Britta Jaschinski took the Grand Prize and the Changemakers category for Handprint on Sea Turtle, while Fernando Faciole won Humanity versus Nature with Born for the Ocean, Fated to the Flames. Arnaud Farré won the Forests category with Spirits of the Falls and also claimed the Students’ Choice Award for Up is Down. Henley Spiers won Ocean with Shearwater’s Dilemma, Vadim Makhorov took Polar Regions with The Gathering, and Doug Gimesy won the Public Award with Koalas are Dying for You to Slow Down. The five category winners each received a €1,000 cash prize, the Grand Prize carried a €5,000 grant, and the Public Award and Students’ Choice Award each received a €500 grant.

The pattern across the winning frames is hard to miss.
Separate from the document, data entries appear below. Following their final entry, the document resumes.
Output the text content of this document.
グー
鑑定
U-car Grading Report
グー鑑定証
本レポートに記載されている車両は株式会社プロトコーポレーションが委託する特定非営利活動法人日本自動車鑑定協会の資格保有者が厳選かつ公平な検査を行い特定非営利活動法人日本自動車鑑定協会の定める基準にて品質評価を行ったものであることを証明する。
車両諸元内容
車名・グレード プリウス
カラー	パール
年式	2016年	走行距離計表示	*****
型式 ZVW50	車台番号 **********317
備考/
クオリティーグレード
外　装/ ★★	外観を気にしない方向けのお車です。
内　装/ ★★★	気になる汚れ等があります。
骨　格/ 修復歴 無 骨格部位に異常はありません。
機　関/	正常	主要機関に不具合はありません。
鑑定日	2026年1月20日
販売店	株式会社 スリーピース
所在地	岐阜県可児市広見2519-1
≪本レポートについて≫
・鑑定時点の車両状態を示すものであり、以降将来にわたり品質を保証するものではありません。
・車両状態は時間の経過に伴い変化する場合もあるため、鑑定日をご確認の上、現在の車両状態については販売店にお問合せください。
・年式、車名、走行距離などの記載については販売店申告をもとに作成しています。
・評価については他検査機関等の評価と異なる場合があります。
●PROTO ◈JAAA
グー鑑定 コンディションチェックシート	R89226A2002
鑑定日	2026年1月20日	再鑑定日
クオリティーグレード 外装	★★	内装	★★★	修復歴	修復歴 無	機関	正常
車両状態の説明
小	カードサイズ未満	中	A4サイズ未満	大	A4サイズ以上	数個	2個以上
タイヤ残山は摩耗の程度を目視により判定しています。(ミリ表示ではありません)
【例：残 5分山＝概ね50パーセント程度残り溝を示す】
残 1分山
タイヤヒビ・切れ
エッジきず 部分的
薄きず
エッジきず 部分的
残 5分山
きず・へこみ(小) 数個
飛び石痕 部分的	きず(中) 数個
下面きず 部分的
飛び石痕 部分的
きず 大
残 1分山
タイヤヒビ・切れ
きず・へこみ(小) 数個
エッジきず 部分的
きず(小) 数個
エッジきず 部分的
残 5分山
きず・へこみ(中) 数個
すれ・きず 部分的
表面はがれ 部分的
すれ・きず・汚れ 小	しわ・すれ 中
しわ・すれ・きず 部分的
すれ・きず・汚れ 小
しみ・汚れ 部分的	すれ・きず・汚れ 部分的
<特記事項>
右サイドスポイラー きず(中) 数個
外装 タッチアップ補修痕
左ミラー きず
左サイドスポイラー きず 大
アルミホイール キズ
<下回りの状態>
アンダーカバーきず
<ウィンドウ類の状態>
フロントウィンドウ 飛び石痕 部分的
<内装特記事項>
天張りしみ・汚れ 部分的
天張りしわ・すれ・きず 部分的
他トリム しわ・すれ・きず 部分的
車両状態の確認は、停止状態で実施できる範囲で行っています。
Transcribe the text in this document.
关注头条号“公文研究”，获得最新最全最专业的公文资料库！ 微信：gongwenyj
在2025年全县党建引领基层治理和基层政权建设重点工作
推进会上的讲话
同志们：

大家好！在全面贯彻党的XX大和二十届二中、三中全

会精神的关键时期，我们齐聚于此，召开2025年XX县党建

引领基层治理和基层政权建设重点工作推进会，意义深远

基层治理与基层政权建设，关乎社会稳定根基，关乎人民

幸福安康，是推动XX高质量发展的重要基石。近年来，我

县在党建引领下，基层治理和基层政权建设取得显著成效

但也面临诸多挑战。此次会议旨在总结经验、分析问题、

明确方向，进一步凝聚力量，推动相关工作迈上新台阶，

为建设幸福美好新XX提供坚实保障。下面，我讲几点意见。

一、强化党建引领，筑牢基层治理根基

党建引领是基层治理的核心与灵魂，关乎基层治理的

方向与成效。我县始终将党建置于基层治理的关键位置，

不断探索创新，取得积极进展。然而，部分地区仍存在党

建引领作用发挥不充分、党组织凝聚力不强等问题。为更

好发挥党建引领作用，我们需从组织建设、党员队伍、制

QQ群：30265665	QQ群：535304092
These are not quiet landscape studies built on scenery alone; they are pictures that push viewers toward a subject and a consequence, whether that is a sea turtle, koalas under pressure, polar environments or fires meeting human activity. That emphasis fits the award’s structure, which splits the competition into Polar Regions, Forests, Ocean, Humanity versus Nature and Changemakers, categories designed to keep the environmental story broad while still demanding a strong narrative point of view. The Public Award drew more than 5,000 votes, a sign that the most accessible images were also the ones with the clearest stakes.
The 2026 edition carried extra weight for the Prince Albert II of Monaco Foundation, which launched the Environmental Photography Award in 2021 and made it one of the three pillars of its Green Shift initiative. This year’s exhibition also marked the foundation’s 20th anniversary, with panels tracing two decades of work on environmental protection, biodiversity and planetary health. Sergio Pitamitz served as contest chairman, and the jury included Sharon Guynup, Florian Ledoux, Steve Winter and Christian Ziegler.
The Monaco presentation runs until 30 July 2026, and four photographs from the same edition are also on view at Monaco train station until September. With past exhibitions having traveled to Italy, San Marino, Spain, the United States, Canada and France, the award is building a circuit for the kind of environmental image that now gets rewarded: direct, species-focused and anchored in a story the viewer can read in a single frame.